Imec has demonstrated the selective area growth of high-quality InP layers on 200mm Si(001) wafers. Key to avoiding the typically formed and unwanted antiphase boundaries (APBs) is the creation of atomic steps on a thin Ge buffer layer. This result is a major step forward towards the fabrication of high-performance Ge/III-V CMOS devices and the integration of optoelectronic devices on a Si chip.
APBs are typically induced by the reduced symmetry of III-V compounds when grown epitaxially on Si(001) or Ge(001). APBs cause deep levels in the band gap and therefore prevent further III-V-based device fabrication.

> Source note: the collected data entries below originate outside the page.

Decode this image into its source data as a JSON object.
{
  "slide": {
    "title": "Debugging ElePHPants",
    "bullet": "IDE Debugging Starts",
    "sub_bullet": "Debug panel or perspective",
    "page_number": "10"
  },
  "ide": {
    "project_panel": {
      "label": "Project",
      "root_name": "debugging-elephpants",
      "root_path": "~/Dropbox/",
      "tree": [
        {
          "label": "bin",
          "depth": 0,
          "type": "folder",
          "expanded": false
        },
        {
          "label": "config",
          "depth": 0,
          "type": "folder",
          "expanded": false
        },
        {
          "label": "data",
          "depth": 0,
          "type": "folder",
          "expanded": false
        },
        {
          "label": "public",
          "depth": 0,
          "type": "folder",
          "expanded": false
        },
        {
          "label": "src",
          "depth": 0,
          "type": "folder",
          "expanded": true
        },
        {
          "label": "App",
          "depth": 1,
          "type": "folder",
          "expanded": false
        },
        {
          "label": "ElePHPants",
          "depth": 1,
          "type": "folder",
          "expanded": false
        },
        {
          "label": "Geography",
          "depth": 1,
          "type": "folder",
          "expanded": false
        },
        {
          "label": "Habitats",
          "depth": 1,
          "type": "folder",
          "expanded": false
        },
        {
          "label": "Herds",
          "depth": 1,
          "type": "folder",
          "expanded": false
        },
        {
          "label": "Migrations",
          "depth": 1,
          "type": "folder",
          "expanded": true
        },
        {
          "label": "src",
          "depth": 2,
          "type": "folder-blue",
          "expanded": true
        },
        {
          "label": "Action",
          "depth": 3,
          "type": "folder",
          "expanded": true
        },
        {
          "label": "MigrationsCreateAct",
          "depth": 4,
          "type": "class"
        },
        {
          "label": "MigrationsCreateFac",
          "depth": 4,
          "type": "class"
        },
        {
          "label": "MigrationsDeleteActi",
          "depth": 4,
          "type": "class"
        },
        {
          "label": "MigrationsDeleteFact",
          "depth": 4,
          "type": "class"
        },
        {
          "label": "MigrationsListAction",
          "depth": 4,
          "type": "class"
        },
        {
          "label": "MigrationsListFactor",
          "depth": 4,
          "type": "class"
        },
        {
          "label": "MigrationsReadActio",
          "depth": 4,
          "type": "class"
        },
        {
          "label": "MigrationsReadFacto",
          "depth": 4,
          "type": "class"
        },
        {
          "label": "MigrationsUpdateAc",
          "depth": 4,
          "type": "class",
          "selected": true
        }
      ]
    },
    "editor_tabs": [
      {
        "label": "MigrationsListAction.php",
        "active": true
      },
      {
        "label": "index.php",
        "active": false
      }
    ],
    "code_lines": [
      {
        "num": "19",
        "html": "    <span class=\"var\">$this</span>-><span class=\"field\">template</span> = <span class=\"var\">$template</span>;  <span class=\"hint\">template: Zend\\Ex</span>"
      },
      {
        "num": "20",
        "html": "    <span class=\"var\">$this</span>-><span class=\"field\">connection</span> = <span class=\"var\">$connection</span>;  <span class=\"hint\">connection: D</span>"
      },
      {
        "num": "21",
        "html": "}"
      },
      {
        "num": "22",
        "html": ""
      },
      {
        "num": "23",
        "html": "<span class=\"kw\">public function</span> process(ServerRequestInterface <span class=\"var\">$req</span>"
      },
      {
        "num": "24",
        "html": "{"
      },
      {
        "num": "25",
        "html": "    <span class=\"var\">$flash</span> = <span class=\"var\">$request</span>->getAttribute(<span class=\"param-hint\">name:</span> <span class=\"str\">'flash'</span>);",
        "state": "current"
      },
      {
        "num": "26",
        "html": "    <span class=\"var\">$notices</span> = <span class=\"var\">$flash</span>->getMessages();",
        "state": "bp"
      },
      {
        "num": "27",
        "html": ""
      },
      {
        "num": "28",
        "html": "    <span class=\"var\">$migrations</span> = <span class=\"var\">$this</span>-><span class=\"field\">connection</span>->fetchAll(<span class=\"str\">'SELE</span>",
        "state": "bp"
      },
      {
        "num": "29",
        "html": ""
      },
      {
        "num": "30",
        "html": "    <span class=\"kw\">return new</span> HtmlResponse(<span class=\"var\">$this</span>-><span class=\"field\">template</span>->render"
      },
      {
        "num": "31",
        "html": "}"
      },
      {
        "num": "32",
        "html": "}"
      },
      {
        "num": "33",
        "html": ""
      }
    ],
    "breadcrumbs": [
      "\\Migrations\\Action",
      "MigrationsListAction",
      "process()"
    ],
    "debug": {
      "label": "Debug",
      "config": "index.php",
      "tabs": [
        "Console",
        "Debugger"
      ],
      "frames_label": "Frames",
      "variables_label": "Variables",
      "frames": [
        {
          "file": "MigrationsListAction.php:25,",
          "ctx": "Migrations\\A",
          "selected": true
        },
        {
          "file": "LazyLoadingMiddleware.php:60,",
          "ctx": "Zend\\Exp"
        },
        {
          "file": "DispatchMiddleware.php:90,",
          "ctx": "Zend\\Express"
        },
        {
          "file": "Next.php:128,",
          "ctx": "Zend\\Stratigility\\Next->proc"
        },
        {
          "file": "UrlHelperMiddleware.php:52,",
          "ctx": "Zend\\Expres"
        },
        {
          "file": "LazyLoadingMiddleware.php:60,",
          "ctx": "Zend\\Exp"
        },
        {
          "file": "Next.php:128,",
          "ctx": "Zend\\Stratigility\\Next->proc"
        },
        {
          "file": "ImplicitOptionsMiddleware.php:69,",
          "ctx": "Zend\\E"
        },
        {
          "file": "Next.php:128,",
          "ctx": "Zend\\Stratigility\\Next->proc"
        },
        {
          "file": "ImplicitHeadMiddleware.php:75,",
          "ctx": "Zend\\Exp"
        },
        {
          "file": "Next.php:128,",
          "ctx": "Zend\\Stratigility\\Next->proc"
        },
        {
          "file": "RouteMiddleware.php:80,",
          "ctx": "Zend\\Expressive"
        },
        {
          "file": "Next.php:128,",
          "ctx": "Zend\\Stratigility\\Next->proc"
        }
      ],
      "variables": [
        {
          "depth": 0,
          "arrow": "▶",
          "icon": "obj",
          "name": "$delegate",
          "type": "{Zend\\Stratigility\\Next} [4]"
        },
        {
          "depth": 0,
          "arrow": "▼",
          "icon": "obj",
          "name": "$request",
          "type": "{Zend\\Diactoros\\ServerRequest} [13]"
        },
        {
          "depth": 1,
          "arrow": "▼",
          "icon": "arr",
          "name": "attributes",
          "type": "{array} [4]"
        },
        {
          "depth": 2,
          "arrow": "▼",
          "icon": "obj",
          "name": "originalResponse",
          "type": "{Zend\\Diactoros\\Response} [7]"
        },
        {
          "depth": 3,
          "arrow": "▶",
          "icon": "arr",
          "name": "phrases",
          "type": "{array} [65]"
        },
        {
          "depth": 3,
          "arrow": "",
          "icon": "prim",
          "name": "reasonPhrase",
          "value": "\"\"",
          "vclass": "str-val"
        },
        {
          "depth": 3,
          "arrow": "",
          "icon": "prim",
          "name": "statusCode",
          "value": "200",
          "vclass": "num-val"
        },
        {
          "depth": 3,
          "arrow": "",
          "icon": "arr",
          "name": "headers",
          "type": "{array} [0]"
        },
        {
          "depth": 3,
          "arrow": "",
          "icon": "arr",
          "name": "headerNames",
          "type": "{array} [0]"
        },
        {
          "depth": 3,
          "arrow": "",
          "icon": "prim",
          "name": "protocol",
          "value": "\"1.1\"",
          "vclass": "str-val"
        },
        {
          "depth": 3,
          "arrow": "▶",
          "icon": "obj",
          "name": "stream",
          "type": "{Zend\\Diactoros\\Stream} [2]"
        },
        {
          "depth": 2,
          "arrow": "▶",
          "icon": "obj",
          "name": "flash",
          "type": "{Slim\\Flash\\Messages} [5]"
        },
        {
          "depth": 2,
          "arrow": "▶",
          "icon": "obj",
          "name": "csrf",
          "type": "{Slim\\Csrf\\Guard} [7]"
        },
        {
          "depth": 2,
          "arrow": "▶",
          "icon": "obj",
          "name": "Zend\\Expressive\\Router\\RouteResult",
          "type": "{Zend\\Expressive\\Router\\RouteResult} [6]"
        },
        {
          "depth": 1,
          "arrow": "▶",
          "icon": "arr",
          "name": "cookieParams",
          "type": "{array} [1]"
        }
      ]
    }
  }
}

APBs are formed either in {111} or in {110} planes. The APBs in {111} may get annihilated with increasing layer thickness while the APBs in {110} will penetrate to the surface. To avoid APBs, miscut Si (001) or Ge (001) substrates are commonly used. These off-oriented substrates provide a high density of atomic steps that form double atomic steps at elevated temperatures, preventing APB formation. However, miscut substrates induce additional issues, especially in selective area growth, such as crystal quality and surface morphology dependence on pattern orientations, resulting in a significant barrier for their application in device fabrication. Consequently, it is of great importance to obtain APB-lean III-V layers on (001) oriented Si substrates.
Imec strongly suppresses the APBs by artificially creating double atomic steps on a rounded thin (<50nm) Ge buffer layer. The steps were created in a controlled way by annealing the Ge surface at a temperature above the Ge surface roughening point. By using this intermediate step, high-quality InP layers could be grown by selective area growth in submicron trenches on (001) oriented Si substrates. This approach solves the long-standing issue regarding APB formation of III-V epitaxial layers on standard (001) elementary semiconductor substrates.
The resulting APB-lean top InP layers provide the starting template for fabricating III-V devices on Si. The work also gives insight into the selective area growth of other III-V zinc blende compound semiconductor on Si(001) substrates. High-mobility channel materials such as III-V compound semiconductors are considered as cadidates for further boosting CMOS device performance. In addition, the integration of opoelectronic devices on a Si chip will also likely need selective area growth of III-V materials on dedicated Si areas.